Do DataParallel and DistributedDataParallel affect the batch size and GPU memory consumption?

ishaan-mehta · April 14, 2022, 7:08pm

This is also something I have been confused about. I don’t understand how the number of GPUs should have any effect on batch size selection in DDP given that the specified batch size should be for each GPU/process. I would definitely appreciate some clarification if possible @mrshenli.

AMellinger:

mrshenli:

Can I use batch_size lower than number of GPUs, batch_size=4 for 8xGPUs (will it lead to error, or will be used only 4 GPUs or will be batch_size increased to 8 or 32)?

It should work, but will not fully utilize all devices. If batch_size=4, IIUC, it can at most use 4 GPUs.
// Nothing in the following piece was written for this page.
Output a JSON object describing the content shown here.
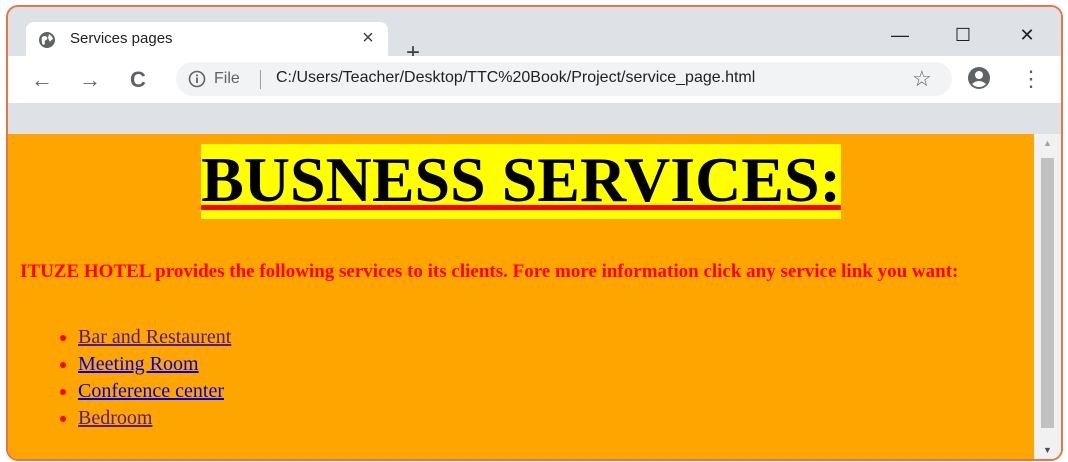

Greetings! I’d like some clarifications on this. Is this response referring to DP or DDP? If DDP then isn’t batch_size per-process? Meaning if one sets batch_size=4 in the DataLoader then isn’t that 4 sample per process/gpu? How does this turn into ‘it can at most use 4 GPUs?’

I guess I have always been confused by the DDP statement of “The batch size should be larger than the number of GPUs used locally.” because we are setting the batch_size per process/gpu not batch_size for the entire sets of gpus in aggregate. Or does “batch size” have two different meanings?

Thanks for any help!